Our goal must be to ensure that sensitive data doesn't unexpectedly enter an attacker's process. Browsers shoulder a large chunk of this responsibility: Chromium's Site Isolation can separate the sites you visit into distinct OS-level processes, cross-origin read blocking prevents attackers from loading a subset of otherwise-vulnerable cross-origin resources, and APIs that substantially increase attackers' bandwidth (like SharedArrayBuffer) are being locked to cross-origin isolated contexts. This last mechanism, however, points in the direction of work that browsers can't do on their own.

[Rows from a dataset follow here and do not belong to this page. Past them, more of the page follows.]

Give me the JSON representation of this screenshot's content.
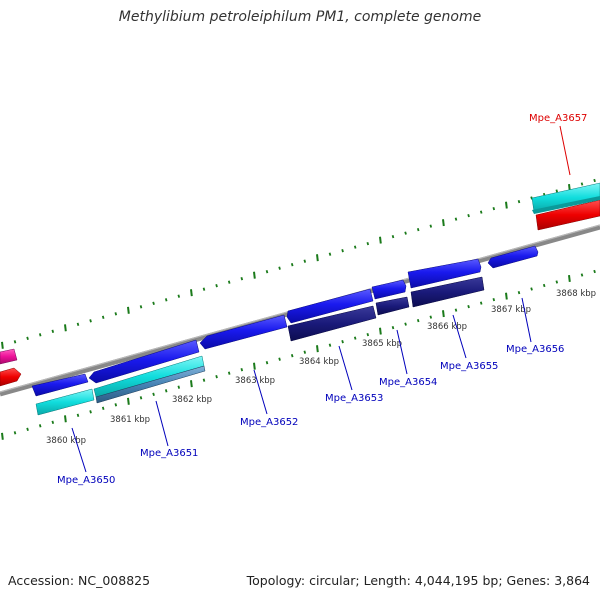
{
  "title": "Methylibium petroleiphilum PM1, complete genome",
  "footer": {
    "accession": "Accession: NC_008825",
    "summary": "Topology: circular; Length: 4,044,195 bp; Genes: 3,864"
  },
  "colors": {
    "forward_gene": "#1a1aee",
    "reverse_gene": "#1a1a7a",
    "cyan_feature": "#11dddd",
    "steelblue_feature": "#4682b4",
    "red_feature": "#ee0000",
    "pink_feature": "#ee1199",
    "backbone": "#888888",
    "ticks": "#1a7a1a",
    "label_blue": "#0000bb",
    "label_red": "#dd0000"
  },
  "kbp_labels": [
    "3860 kbp",
    "3861 kbp",
    "3862 kbp",
    "3863 kbp",
    "3864 kbp",
    "3865 kbp",
    "3866 kbp",
    "3867 kbp",
    "3868 kbp"
  ],
  "genes": [
    {
      "id": "Mpe_A3650",
      "color": "blue"
    },
    {
      "id": "Mpe_A3651",
      "color": "blue"
    },
    {
      "id": "Mpe_A3652",
      "color": "blue"
    },
    {
      "id": "Mpe_A3653",
      "color": "blue"
    },
    {
      "id": "Mpe_A3654",
      "color": "blue"
    },
    {
      "id": "Mpe_A3655",
      "color": "blue"
    },
    {
      "id": "Mpe_A3656",
      "color": "blue"
    },
    {
      "id": "Mpe_A3657",
      "color": "red"
    }
  ]
}
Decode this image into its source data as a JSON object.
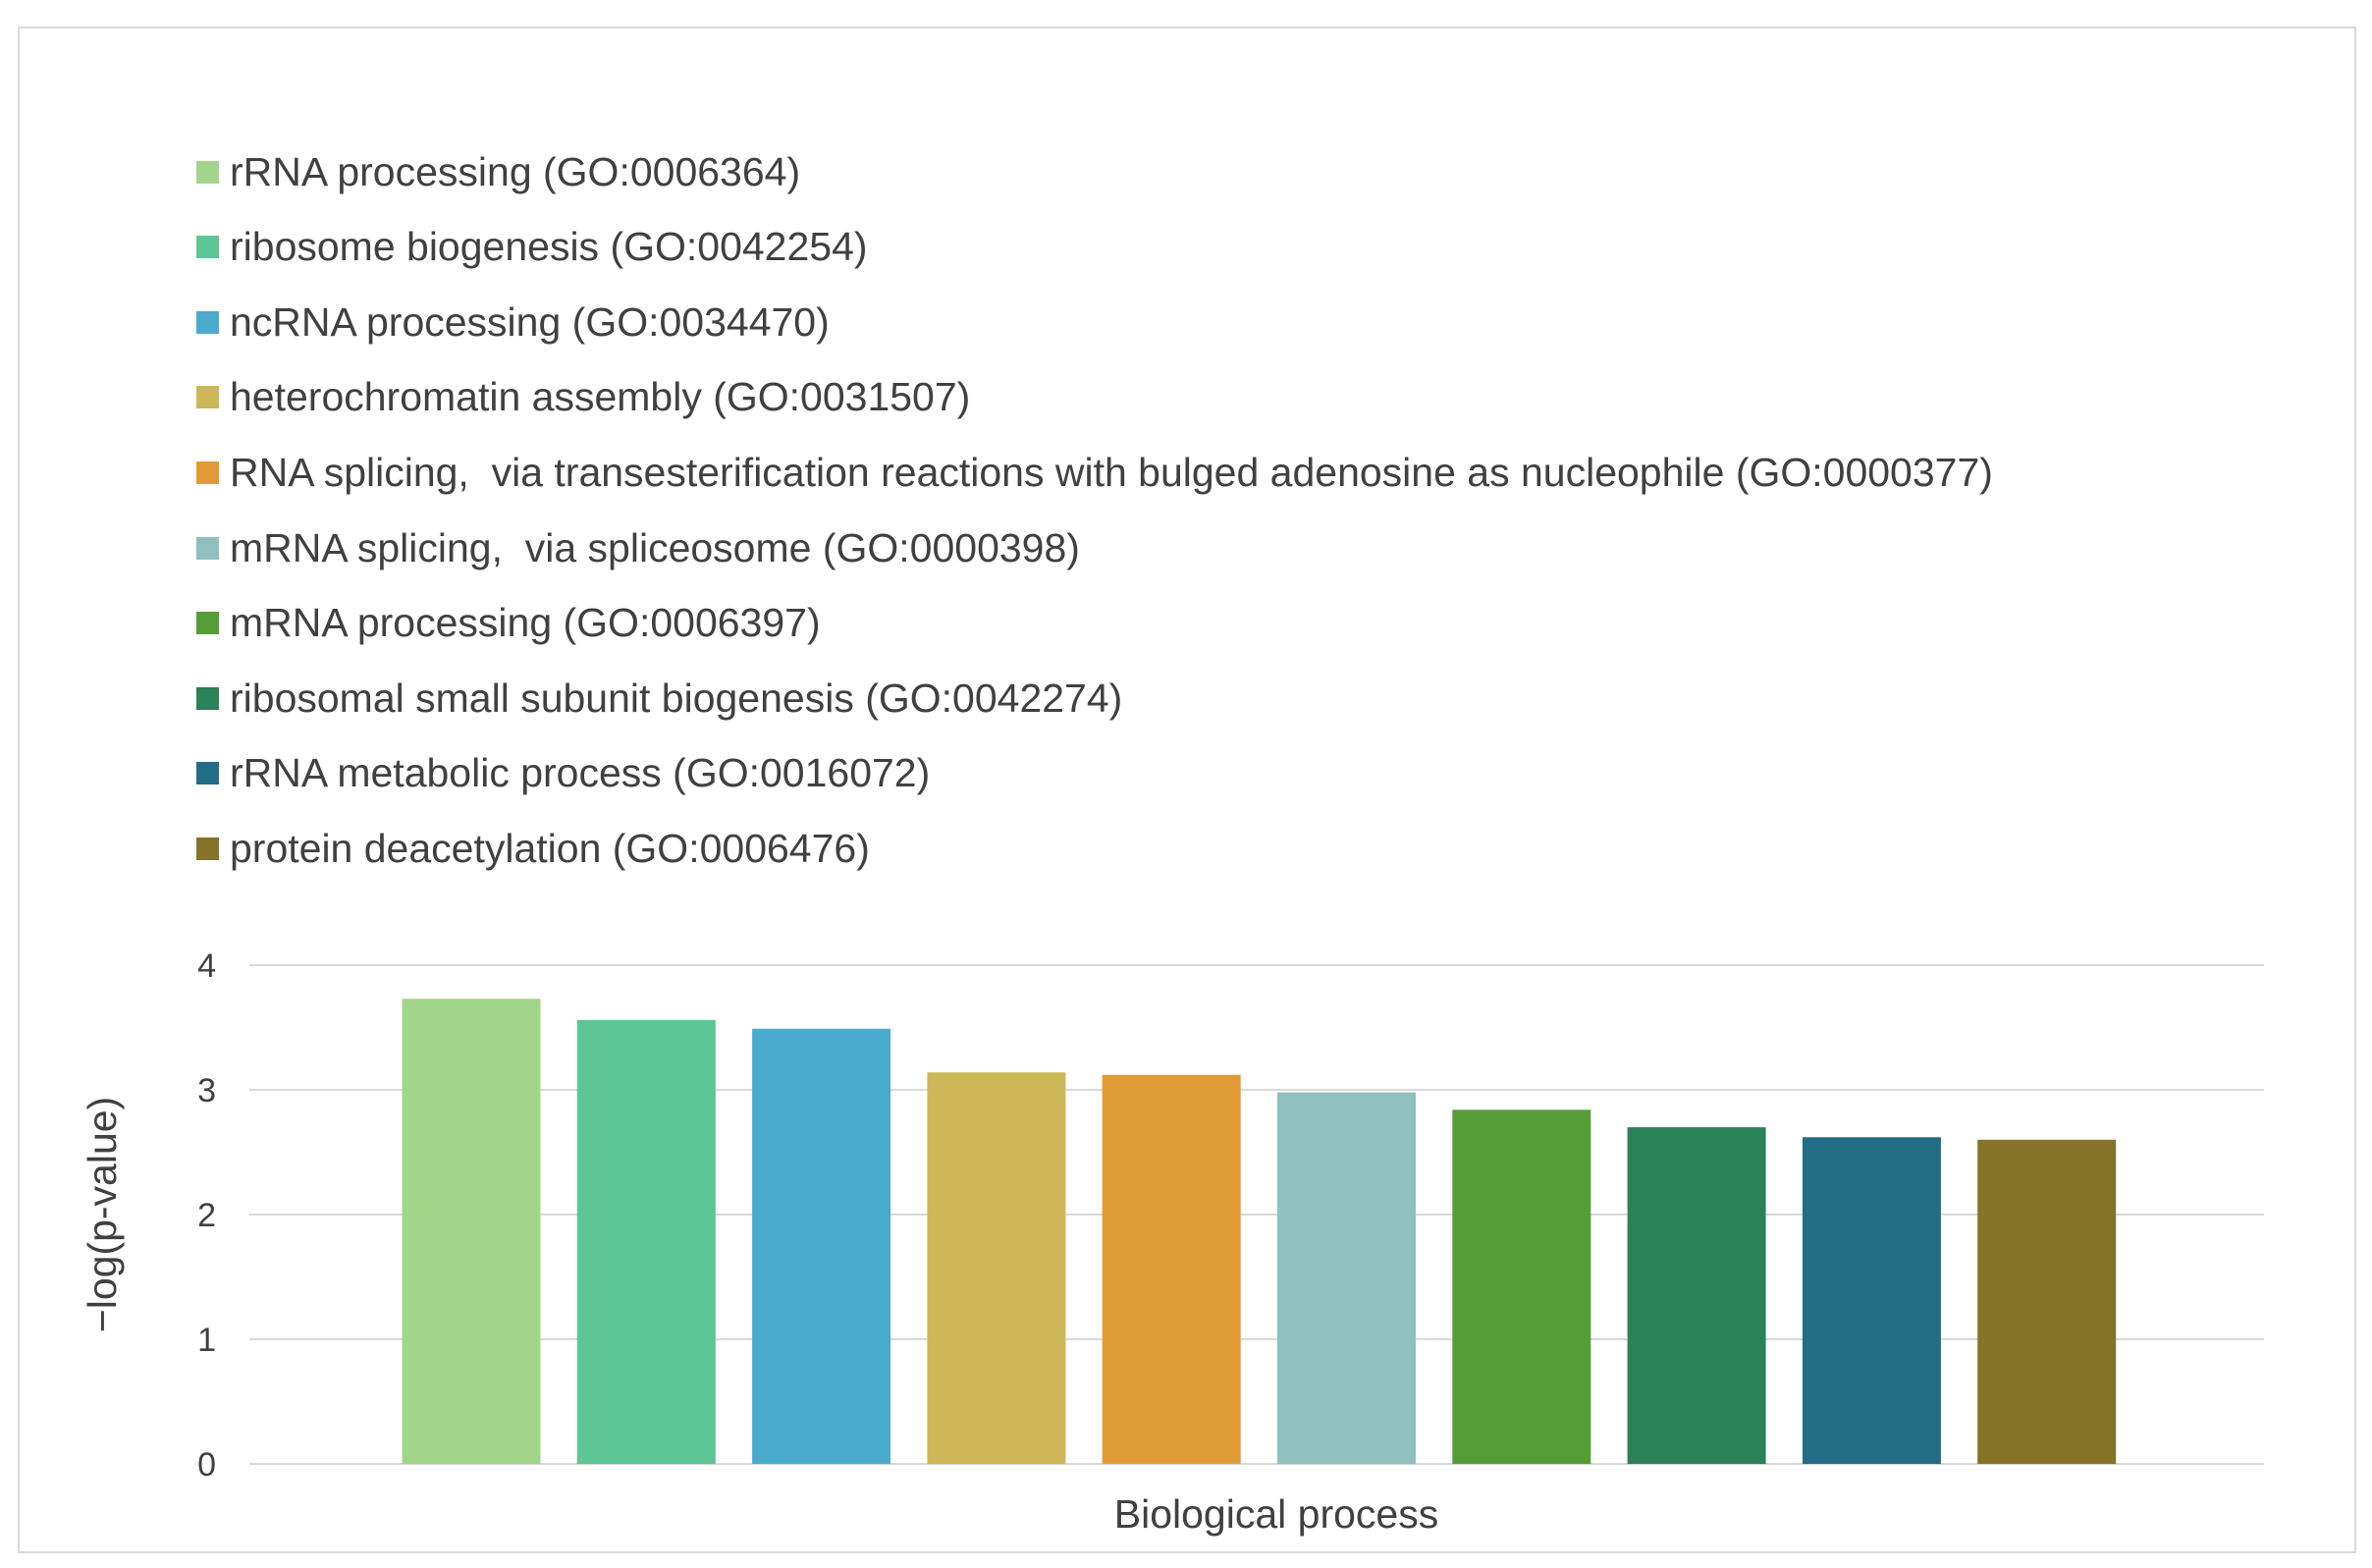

Web developers know their applications intimately, and can make informed decisions about each page's and resource's risk of exposure. To defend users' data against exfiltration, web developers must step in, evaluate resources they host, and instruct browsers to isolate those resources accordingly. At a high-level, this defense consists of:

1. Deciding when to respond to requests by examining incoming headers, paying special attention to the Origin header on the one hand, and various Sec-Fetch- prefixed headers on the other.
2. Restricting attackers' ability to load resources as a subresource by setting a cross-origin resource policy of same-origin (opening up to same-site or cross-origin only when necessary).
3. Restricting attackers' ability to frame resources as a document by opting into framing protections via X-Frame-Options: SAMEORIGIN or CSP’s more granular frame-ancestors directive: for example, frame-ancestors 'self' https://trusted.embedder.
4. Restricting attackers' ability to reference your application's windows by setting a cross-origin opener policy. In the best case, you can default to a restrictive same-origin value, opening up to same-origin-allow-popups or unsafe-none only if necessary.
5. Preventing MIME-type confusion attacks and increasing the robustness of passive defenses like cross-origin read blocking by setting correct Content-Type headers, and globally asserting X-Content-Type-Options: nosniff.

Together, these various defenses help all browsers offer some degree of process-level protection for users' data, whether or not Site Isolation is available.

To find out more about employing these defenses, check out Post-Spectre Web Development. It includes practical examples that explain in more detail how the security primitives discussed above apply to resources you might have on your sites.

These are useful steps you can take today to protect your origin against implicit data leaks. Looking forward, we hope to help the web shift to safer defaults which protect users against these attacks without requiring developer action.